E o trabalho não para! Juca tem quatro livros ainda inéditos: A fala do cotidiano: escritos, guardados e outros achados; Exercício das admirações; Universo dos versos – autobiografia de vida e poesia e Itacoatiara, (poemas seus com desenhos e fotogravuras do artista visual José Rufino), projeto aprovado pela lei Ruanet de incentivo cultural do Ministério da Cultura do Governo Federal, a ser brevemente lançados.

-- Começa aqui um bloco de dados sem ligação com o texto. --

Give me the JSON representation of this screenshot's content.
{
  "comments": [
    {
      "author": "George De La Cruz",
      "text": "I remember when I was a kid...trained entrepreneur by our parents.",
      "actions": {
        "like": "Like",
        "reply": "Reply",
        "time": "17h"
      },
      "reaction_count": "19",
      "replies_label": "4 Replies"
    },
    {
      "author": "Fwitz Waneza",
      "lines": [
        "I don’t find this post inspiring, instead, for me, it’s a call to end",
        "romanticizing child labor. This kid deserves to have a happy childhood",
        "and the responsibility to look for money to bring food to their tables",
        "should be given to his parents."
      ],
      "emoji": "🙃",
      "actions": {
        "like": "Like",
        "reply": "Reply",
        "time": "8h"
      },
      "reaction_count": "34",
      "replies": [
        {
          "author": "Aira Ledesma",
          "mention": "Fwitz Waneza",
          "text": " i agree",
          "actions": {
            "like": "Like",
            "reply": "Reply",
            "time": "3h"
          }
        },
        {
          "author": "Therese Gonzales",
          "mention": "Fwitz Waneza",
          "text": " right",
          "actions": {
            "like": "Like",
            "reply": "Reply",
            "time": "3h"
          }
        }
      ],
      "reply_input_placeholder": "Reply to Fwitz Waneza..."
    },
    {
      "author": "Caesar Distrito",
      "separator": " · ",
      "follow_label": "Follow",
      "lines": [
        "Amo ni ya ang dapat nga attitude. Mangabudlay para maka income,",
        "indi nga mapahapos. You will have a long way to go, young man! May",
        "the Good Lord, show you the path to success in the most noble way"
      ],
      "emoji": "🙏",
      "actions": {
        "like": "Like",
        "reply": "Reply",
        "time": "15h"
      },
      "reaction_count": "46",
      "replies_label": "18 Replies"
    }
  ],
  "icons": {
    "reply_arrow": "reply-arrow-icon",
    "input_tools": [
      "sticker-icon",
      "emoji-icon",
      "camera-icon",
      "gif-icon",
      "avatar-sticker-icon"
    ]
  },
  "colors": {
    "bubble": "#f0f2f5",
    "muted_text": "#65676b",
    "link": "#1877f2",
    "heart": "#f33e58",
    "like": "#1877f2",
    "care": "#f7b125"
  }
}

Conversando com Flávio Tavares, ele me fala dessa herança preciosa que ganhou do seu irmão Carlos Tavares, Juca. Da importância de Juca em todas as manifestações culturais da Paraíba. Do seu trabalho incansável. E como ele, Flávio, associa a sua pessoa aos seus poemas, ao rio, ao mar, e a uma imensidão do Bem; um Bem de quem tem uma alma perene, um mar de amigos, afetivo, solidário, e que ele, Juca, é um raro exemplo de “quem tem a expansão e capacidade criativa de um ser humano”.
Juca dos rios, dos mares, e dos jardins. Juca da poesia!